La meraviglia del Requiem diretto da Haitink
Il Dio di Ein Deutsches Requiem ( Un Requiem tedesco) di Brahms non è misericordioso. È un Dio degli eserciti al quale non ci si rivolge dandogli del tu. Ma ciò non significa che per Brahms sia un Dio lontano, come lo è per Verdi. È piuttosto un Dio oggettivo, della cui esistenza non si dubita.
Tale natura Brahms la rese attraverso una scrittura del pari oggettiva, bachiana, alimentata da una dottrina nel contrappunto che ha pochi paragoni (un certo Schumann, un certo Wagner). È una scrittura che scalda la mente, prima del cuore. Nulla di tormentato, di romantico. E in tale premessa sta racchiusa l’eccezionale grandezza dell’esecuzione del Requiem tedesco guidata da Bernard Haitink a capo del Coro e dell’Orchestra della Scala: un debutto folgorante, che ha lasciato un segno indelebile sia presso i musicisti scaligeri — quali tributi di riconoscenza nei confronti dell’ospite — sia presso il pubblico, che quasi temeva di rompere la magia del silenzio conclusivo con la banalità dell’applauso.

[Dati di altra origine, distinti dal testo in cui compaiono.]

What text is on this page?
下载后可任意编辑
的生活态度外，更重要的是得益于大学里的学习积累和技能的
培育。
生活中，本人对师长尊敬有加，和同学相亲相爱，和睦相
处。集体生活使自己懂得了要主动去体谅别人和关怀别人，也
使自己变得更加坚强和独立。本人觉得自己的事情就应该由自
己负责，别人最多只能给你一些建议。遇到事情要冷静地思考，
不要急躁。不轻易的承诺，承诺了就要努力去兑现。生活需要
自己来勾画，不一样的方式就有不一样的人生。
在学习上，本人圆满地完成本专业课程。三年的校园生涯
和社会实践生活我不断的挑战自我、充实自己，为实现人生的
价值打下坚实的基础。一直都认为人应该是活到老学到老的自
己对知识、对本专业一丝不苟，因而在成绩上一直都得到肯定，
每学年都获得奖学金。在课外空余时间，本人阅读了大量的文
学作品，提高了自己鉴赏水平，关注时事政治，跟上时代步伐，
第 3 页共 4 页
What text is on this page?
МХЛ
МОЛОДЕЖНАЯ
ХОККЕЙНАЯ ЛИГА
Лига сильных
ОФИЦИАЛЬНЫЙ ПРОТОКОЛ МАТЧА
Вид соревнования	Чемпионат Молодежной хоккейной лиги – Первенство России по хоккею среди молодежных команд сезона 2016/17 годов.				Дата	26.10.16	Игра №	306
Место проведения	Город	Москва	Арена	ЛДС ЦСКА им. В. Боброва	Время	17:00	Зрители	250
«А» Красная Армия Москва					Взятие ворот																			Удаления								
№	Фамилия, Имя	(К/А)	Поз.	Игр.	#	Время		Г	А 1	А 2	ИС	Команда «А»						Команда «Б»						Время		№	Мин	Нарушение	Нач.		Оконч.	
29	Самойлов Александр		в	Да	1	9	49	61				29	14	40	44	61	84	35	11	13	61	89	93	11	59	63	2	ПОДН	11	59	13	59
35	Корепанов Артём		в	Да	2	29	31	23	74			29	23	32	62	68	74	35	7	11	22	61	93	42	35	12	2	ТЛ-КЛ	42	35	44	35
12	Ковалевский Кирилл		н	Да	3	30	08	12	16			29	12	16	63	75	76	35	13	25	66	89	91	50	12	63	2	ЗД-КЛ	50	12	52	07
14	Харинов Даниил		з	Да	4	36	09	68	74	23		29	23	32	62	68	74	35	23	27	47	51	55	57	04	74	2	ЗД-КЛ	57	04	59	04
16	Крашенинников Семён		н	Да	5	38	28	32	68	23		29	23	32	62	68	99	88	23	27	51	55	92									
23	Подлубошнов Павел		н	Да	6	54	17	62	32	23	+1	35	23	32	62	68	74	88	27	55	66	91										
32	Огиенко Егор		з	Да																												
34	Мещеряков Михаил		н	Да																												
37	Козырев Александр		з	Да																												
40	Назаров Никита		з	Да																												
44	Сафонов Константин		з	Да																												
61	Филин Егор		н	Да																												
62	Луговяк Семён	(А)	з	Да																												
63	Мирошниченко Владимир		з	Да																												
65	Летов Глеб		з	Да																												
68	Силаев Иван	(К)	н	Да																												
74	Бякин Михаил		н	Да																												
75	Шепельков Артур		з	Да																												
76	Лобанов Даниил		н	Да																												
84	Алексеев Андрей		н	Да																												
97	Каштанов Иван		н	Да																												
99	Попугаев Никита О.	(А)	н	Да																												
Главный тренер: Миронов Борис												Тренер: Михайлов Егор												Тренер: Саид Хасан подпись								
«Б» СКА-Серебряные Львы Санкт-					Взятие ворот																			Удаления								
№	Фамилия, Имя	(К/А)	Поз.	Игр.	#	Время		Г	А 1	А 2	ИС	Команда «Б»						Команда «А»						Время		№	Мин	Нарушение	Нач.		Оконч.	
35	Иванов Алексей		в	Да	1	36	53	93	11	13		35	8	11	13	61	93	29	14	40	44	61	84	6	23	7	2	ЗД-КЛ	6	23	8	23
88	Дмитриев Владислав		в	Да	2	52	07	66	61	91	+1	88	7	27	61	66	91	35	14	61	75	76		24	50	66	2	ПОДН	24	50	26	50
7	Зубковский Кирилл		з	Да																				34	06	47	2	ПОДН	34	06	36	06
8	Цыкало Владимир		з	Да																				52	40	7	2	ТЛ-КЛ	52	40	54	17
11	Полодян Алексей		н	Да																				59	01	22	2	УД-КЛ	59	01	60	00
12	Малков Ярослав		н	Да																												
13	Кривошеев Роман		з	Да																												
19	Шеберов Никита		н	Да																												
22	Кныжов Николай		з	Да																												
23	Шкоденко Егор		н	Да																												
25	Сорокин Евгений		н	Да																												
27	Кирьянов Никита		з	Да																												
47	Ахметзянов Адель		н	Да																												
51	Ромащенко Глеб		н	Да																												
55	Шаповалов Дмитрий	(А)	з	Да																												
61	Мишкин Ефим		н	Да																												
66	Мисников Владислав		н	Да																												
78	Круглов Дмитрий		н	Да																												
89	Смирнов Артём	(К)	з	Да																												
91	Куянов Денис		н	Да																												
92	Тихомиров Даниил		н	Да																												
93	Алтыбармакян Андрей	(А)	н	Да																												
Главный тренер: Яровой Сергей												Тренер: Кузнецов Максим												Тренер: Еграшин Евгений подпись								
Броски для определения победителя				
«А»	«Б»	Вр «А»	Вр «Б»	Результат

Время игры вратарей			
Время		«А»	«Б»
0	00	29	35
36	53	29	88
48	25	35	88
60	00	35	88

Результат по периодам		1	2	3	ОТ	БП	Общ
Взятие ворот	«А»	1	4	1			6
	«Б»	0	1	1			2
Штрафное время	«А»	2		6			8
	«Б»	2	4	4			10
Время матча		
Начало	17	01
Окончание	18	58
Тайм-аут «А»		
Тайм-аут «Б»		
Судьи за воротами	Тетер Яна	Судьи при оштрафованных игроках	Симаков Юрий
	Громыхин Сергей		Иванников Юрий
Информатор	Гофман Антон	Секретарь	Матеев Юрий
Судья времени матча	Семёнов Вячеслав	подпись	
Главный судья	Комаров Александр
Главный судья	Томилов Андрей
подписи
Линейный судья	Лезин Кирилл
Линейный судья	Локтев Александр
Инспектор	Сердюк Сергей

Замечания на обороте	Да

È stata un’esecuzione appunto «oggettiva»: d’acciaio i perimetri formali dei setti brani brahmsiani, asciutti i contenuti espressivi, in quanto volti alla profondità più che all’esteriorità. E quanto emerge, così, la sensibilità umana di Brahms, che appunto non scende sul piano di una generica teatralità ma rimane alta nelle regioni del lirismo. Che musicista, Haitink. Debutta 86enne alla Scala e crea in poche prove un suono inimitabile, implacabile, bellissimo. Applausi anche per i solisti Camilla Tillung e Hanno Müller-Brachmann.